Struggling Silently - Mental Health


As this year is ending, it is inevitable that we all take an inventory and stock on our year, reflecting on what we achieved and what we can do better. I always want to put myself in a state of gratitude just for making it another year as a starting place before looking at things with a microcosmic lens. The older I get, the more grateful I am for the little things and moments I get to spent with loved ones, which are the best elixir that money can’t buy.


I don’t like to get too much into celebrity gossip, but as I reflect on Stephen "tWitch" Boss' death, this one hit really hard, not because I know him personally, but I have followed his dance career for over a decade. He was one of the happiest people publicly and everyone loved him. His energy that he put out into the world is gloriously infectious in the most positive ways. He was successful and had a loving wife, a great career, young children, mentored and championed young people with dreams of becoming professional dancers, yet that was all his public life.


Many of us know someone in our circles who is depressed, we can see it on their faces, what they express to us or what they have been through. We know firsthand because they either tell us or we can see it through their actions. Then there are those people who look like they are happy, have it all together, are so centered, strong, grounded, stable, and exude an abundance of happiness to everyone they encounter. Those are the people that you really must watch because behind closed doors they may be the most troubled. I have come from a very dark place, that deep dark abyss that I lived in for some time and was lucky enough to get out. Happiness practices were a daily chore of mine until they became routine and I worked restlessly on myself to get out of it.


Some of us have lived or currently live in a mental purgatory that we have to work hard on to keep ourselves positive on a daily basis and it’s not that we are trying to hide it, we are trying to stay with our head above water. We don't want people to see us struggle and have empathy or sympathy for us, as that positive re-enforcement can set triggers in which we fall under a deeper rock. It is like a confirmation that our struggles are real and if too many people know about it, then it's true and we are powerless to get ourselves out of it.


I do not publicly share my personal life on social media, so there is only a fragment of myself that I put out into the world, not because there is something wrong with me or I am hiding something but it’s just a choice. Also, I have found that social media is a place for bullying and silencing people who have opposing views and quite frankly, it’s just not worth the fight.


We did not know what was going on with tWitch or many people who suffer silently behind the mask. We never know what someone is struggling with on the inside and sometimes it’s the happiest people on the outside that are the most shocking but is it? How do we read between the lines? How do we show up for our loved ones who are suffering? How do we hold space for them when they don't want that help?
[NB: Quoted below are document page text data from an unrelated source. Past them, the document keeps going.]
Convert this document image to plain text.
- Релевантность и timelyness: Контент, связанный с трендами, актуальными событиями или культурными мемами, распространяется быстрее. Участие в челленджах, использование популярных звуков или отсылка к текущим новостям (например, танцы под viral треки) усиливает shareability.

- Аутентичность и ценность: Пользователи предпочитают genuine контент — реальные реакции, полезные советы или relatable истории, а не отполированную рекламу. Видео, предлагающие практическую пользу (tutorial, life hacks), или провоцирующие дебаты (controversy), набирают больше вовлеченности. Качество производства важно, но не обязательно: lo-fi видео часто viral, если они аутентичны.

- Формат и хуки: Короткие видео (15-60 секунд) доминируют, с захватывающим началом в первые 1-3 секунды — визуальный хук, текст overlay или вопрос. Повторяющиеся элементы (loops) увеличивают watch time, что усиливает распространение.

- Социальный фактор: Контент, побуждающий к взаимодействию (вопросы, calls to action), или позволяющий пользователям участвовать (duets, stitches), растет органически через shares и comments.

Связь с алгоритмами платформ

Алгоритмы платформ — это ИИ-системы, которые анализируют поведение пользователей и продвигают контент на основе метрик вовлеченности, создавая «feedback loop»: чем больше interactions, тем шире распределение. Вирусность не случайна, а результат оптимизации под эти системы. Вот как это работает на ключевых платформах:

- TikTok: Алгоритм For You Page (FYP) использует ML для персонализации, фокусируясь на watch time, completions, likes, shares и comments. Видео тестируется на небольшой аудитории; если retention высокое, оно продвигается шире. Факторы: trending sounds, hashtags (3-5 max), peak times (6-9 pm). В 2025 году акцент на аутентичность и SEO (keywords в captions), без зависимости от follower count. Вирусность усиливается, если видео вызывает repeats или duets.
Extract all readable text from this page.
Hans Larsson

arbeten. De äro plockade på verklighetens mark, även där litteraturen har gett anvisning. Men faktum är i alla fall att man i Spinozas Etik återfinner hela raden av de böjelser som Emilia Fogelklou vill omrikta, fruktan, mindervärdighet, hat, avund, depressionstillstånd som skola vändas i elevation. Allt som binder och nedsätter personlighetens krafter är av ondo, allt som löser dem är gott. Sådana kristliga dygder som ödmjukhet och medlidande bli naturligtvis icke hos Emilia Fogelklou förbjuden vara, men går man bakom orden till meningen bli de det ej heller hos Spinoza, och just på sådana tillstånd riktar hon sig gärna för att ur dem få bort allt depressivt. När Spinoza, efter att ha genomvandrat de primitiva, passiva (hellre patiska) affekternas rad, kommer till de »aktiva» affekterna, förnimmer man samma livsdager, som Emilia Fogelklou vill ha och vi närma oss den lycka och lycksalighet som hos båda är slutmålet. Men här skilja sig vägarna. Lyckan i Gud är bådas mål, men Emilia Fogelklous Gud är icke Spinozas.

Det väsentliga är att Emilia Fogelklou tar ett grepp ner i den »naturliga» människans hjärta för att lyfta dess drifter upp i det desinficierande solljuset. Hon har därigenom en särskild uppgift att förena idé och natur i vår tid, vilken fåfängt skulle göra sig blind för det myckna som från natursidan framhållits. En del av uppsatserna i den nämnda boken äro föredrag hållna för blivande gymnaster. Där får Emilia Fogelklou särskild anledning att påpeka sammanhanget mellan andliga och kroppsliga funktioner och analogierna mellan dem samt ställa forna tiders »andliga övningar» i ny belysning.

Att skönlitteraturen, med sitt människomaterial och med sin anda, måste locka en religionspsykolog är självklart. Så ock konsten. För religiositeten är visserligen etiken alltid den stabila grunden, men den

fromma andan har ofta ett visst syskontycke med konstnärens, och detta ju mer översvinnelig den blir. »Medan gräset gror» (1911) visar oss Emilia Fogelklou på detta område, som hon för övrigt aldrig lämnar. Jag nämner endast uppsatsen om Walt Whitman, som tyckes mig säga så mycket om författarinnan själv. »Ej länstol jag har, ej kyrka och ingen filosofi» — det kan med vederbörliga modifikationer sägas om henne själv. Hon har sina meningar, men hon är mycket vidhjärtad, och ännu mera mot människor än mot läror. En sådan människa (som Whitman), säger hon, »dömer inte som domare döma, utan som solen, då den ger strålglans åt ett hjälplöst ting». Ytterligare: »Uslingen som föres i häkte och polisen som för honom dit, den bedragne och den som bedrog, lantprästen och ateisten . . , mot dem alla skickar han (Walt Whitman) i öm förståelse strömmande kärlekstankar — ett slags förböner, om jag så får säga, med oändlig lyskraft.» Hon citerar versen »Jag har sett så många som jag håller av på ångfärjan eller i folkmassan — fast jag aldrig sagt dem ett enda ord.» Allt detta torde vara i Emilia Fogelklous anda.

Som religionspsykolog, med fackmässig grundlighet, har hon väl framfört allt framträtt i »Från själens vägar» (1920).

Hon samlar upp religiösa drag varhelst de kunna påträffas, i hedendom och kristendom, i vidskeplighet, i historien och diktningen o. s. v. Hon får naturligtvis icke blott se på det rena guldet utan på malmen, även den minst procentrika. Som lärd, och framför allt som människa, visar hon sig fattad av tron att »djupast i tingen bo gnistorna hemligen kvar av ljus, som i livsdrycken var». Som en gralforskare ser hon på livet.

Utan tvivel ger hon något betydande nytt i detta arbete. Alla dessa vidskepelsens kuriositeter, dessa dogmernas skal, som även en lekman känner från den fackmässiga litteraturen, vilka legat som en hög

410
In this country, we have only touched upon mental health within the last 5-10 years with a bigger lens and how our emotions affect our overall well-being, but as I have mentioned a million times, we must utilize handling our emotional levels of understanding. With all of these people in education trying to teach sex education to minors in elementary school, why not instead focus our teaching on building small children's life skills like their confidence and self-esteem, teach them how to deal with negative and positive emotions with emotional intelligence, give them tools to take out into the world. Not everyone comes from a paradise situation out of the gates. Let’s give our kids coping mechanisms worthy of survival as they grow into the ebb and flow of adulthood.


If you are struggling whether silently or publicly, there is help out there. The first step is allowing yourself to seek help, it’s the most courageous of steps but it is half the battle.